Mr. Holtz-Eakin said, semantics aside, that changes to Medicaid funding are intended to keep afloat a program that has become too costly for its own good. Describing slower spending growth as draconian cuts, he said, has been an effective tool for quashing conservative dreams of overhauling Medicaid. Mr. Holtz-Eakin said that he survived as C. B. O. director by avoiding using the word “cut” as much as possible because of its political connotation.
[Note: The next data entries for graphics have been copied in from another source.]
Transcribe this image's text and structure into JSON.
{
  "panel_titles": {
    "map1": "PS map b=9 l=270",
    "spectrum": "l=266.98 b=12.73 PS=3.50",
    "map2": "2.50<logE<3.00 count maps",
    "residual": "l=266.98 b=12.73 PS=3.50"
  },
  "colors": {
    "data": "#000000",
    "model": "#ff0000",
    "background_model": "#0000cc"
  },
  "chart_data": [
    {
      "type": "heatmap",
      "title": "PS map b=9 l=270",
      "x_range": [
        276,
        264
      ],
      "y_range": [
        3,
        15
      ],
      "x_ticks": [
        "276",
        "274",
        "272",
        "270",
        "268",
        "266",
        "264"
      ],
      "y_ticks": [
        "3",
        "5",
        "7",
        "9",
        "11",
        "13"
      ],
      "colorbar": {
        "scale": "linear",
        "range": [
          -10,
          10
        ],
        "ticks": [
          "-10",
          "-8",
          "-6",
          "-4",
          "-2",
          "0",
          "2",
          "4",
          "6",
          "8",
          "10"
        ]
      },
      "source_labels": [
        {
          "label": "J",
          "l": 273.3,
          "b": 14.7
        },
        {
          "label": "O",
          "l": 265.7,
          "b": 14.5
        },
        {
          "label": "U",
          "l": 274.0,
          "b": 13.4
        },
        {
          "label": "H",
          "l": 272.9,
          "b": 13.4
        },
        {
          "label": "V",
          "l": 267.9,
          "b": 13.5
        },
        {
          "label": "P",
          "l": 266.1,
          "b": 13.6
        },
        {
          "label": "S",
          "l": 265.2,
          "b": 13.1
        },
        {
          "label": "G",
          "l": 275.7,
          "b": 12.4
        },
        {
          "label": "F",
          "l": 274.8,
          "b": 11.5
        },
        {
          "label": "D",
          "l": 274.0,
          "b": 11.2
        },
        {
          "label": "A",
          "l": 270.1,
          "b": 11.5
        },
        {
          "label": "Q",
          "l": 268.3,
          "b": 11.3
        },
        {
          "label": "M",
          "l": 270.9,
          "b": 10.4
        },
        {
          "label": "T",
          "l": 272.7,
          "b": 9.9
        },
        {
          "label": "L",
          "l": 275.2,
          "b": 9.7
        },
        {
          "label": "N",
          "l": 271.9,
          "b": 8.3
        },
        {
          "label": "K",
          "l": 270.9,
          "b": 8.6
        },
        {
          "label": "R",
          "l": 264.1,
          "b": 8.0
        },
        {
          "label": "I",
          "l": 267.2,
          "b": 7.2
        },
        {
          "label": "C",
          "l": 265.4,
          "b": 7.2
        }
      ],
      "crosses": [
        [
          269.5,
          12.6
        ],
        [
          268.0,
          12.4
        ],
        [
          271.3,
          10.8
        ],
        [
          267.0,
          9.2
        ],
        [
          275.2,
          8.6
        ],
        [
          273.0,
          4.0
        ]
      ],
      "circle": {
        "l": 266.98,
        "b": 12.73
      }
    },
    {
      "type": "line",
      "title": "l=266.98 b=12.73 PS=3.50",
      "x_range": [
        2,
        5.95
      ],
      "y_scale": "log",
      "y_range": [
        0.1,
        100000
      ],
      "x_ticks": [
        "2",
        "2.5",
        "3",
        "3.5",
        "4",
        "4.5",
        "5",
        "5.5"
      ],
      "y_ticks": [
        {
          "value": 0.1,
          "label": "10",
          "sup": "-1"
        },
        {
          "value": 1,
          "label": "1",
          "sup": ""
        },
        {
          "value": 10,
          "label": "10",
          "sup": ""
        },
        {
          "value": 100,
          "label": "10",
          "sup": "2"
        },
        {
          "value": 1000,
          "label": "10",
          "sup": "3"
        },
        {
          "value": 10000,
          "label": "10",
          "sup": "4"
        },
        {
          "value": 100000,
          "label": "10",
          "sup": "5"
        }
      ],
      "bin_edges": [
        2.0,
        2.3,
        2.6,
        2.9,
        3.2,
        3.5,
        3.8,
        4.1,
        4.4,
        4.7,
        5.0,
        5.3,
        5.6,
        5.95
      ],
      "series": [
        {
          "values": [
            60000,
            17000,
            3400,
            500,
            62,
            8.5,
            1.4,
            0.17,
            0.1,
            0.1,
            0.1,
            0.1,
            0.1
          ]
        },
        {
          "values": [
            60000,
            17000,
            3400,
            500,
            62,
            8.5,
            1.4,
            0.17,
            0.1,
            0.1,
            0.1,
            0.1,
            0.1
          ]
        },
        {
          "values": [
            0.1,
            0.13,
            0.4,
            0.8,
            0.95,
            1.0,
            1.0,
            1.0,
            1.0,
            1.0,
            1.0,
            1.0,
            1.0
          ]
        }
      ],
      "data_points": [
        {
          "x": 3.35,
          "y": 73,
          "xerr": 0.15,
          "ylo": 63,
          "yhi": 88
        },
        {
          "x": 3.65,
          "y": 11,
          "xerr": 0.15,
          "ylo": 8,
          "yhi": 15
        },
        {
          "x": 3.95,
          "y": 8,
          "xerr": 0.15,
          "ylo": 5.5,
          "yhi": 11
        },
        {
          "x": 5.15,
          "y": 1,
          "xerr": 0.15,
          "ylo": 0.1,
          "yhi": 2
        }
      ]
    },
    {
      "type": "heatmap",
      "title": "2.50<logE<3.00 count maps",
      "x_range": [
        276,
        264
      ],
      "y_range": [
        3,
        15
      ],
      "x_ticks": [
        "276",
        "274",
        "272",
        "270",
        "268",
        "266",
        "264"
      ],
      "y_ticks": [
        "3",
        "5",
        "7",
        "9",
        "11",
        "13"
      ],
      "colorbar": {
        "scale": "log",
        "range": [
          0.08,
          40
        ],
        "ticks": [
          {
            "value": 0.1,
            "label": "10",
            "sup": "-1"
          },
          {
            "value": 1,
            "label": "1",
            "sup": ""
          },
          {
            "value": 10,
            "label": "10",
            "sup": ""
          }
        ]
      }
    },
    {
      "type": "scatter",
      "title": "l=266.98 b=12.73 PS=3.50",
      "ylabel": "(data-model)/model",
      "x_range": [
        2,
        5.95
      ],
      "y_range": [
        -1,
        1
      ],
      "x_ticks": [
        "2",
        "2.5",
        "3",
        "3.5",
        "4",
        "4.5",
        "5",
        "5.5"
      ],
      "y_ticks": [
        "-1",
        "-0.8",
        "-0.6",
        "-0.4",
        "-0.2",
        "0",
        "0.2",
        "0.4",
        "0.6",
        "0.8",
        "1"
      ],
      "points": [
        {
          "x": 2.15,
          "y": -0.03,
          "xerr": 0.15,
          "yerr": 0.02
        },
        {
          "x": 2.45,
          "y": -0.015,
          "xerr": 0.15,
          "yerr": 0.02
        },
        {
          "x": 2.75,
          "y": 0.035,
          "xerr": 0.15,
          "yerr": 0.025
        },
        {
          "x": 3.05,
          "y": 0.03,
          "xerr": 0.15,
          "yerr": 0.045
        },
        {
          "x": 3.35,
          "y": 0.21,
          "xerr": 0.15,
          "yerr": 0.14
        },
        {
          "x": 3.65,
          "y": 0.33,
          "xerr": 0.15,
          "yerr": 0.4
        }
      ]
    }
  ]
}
“In a political ad, the first thing you say is ‘cut.’ Then you go to the synonyms like ‘slash,’ ” he said. “Pretty soon it gets to be a real powerful attack.”
Democrats say that Republicans are twisting the numbers for their political purposes and that the impact of policy on the American people should be the bottom line. Nominal dollar increases, Democrats argue, are meaningless if prices are rising and a growing population cannot get the health care services that it has been counting on under current law.
In addition to the growth-rate changes that Republicans have defended and said are not cuts, the Senate health care bill would also reduce federal funding to states that have expanded their Medicaid programs to include poor adults as part of the Affordable Care Act.
“The question of whether it’s an increase or a cut is really about how people experience health care and whether people will be covered, ” said David Kamin, a New York University professor and former economic adviser to President Barack Obama. “From my perspective, it would best be described as a cut.”